Mas não foi isso que derrubou António Costa. O que, afinal, pôs termo ao seu consulado foi um parágrafo num comunicado da Procuradoria Geral da República referindo o seu envolvimento num eventual inquérito criminal. O primeiro-ministro achou que, confrontado com a suspeição da sua participação numa nuvem de corrupção, só lhe restava demitir-se, atitude de imediato aplaudida por todos os quadrantes de opinião. Só que os equívocos e a aparente falta de consistência dos "indícios" avocados pelo Ministério Público rapidamente alterou a opinião inicial. Agora, face às conclusões do juiz de instrução, que apontam para a fragilidade dos indícios de crime referidos no processo baptizado "Influencer" surgem, por entre a confusão, duas posições entre os comentadores da política doméstica. Uns acham que Costa fez o que tinha a fazer ao demitir-se, não por causa do atribulado parágrafo, mas antes devido ao ambiente "tóxico" que envolveu a governação socialista. Outros, concluem que "se precipitou". Uma paródia.
É interessante o papel que os media têm neste imbróglio. Conquistada pelos socialistas a maioria absoluta o espectáculo da política interna tornou-se quase desinteressante. Pouco apetecível às audiências. A reacção foi esmiuçar as fraquezas do novo "poder absoluto" que António Costa personificava. Casos como o atropelamento pelo carro do ministro da Administração Interna de um operário na autoestrada em excesso de velocidade e, acima de tudo, o caso Galamba fizeram "render o peixe". O caso TAP originou e apimentou as trapalhices de João Galamba.

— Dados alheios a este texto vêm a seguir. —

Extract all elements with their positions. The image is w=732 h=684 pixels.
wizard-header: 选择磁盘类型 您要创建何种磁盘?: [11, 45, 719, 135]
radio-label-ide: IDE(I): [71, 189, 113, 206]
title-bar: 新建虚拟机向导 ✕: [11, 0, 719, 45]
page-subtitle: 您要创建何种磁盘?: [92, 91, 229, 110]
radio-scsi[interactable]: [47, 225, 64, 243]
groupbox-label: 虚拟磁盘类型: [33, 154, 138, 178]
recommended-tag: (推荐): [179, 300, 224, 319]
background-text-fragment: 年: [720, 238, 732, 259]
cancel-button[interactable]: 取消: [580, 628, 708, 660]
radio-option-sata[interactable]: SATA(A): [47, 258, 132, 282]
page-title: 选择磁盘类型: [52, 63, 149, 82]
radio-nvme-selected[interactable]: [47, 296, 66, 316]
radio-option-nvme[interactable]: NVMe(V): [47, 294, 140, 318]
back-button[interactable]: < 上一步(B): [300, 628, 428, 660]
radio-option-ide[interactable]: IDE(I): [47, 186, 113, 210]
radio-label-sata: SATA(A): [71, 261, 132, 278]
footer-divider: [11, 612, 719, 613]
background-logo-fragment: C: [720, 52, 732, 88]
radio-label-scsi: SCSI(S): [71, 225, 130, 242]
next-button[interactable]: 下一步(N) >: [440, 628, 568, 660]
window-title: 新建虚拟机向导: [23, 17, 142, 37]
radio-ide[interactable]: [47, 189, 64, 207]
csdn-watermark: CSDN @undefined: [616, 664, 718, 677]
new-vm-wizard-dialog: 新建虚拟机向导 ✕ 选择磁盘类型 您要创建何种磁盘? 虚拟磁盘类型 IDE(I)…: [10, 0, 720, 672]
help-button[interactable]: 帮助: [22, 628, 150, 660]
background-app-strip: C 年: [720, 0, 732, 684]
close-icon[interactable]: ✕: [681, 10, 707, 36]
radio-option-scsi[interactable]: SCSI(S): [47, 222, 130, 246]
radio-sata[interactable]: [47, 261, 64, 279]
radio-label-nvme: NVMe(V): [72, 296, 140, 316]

Tudo isto é péssima informação, servindo, no entanto, "investigação" dos media para alimentar posteriores "indícios criminais". Embora já poucos acreditem em inocentes nestas estórias os media são tudo menos "inocentes", comportando-se contudo como tal. Não vale a pena confrontá-los na sua responsabilidade, respondem aos gritos de meninas ofendidas.
Portugal vai para eleições no meio de uma grave crise internacional e disso ninguém tem culpa: nem o aparelho judicial, nem o aparelho de comunicação, dominado pelas televisões, nem mesmo António Costa e a desastrada gestão que faz dos seus próximos. A culpa deve ser pois dos cidadãos.
Tudo isto soa a gargalhada, amarga, num ópera bufa tão ao gosto das disputas lusas pelo poder.
Adivinha-se que a campanha eleitoral que já se iniciou não irá ser muito interessante, discutindo-se muito as oscilações nas sondagens e o papel do partido de direita populista Chega no futuro arranjo político do parlamento. Nada de relevante para o desenvolvimento do país merecerá atenção dos políticos e dos media.
A programação para os próximos meses anuncia um espectáculo protagonizado por Pedro Nuno Santos, Luís Montenegro e André Ventura, com as revelações do processo judicial que derrubou o governo em pano de fundo. Mais um embuste.